The pool now has a 5ft wrought iron fence with two doors. One door has a functioning self-latching mechanism, while the other door's self-latching mechanism was not functioning properly. Applicant will have the door repaired and follow up with LPA Sanchez.

Once the correction has been verified, the application for a Small Family Child Care Home will be submitted for approval with a maximum capacity of 6, or 8 with parent notification. Applicant advised that all corrections are due within 30 days or the application may be withdrawn.

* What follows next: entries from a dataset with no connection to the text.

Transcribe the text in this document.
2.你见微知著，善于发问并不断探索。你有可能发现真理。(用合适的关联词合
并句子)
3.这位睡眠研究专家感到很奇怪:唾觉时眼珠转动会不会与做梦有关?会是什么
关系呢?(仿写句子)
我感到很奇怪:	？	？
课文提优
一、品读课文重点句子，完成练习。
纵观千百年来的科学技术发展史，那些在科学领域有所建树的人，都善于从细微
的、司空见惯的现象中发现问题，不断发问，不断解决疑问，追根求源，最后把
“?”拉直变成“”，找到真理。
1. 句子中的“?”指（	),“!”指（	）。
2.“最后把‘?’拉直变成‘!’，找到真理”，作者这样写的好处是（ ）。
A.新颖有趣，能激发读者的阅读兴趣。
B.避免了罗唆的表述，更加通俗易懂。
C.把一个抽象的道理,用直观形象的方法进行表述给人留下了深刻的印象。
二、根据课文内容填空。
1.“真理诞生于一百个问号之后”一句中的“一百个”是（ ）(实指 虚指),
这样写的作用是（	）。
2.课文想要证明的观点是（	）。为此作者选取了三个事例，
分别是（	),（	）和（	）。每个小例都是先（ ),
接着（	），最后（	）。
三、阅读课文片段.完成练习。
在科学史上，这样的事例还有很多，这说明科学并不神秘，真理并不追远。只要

Exit interview conducted and report was reviewed with the applicant Alberta Lua.
SUPERVISORS NAME: Stephanie Hudak
LICENSING EVALUATOR NAME: Jeanette Sanchez
LICENSING EVALUATOR SIGNATURE: DATE: 06/07/2022
I acknowledge receipt of this form and understand my licensing appeal rights as explained and received.
FACILITY REPRESENTATIVE SIGNATURE: DATE: 06/07/2022
This report must be available at Child Care and Group Home facilities for public review for 3 years.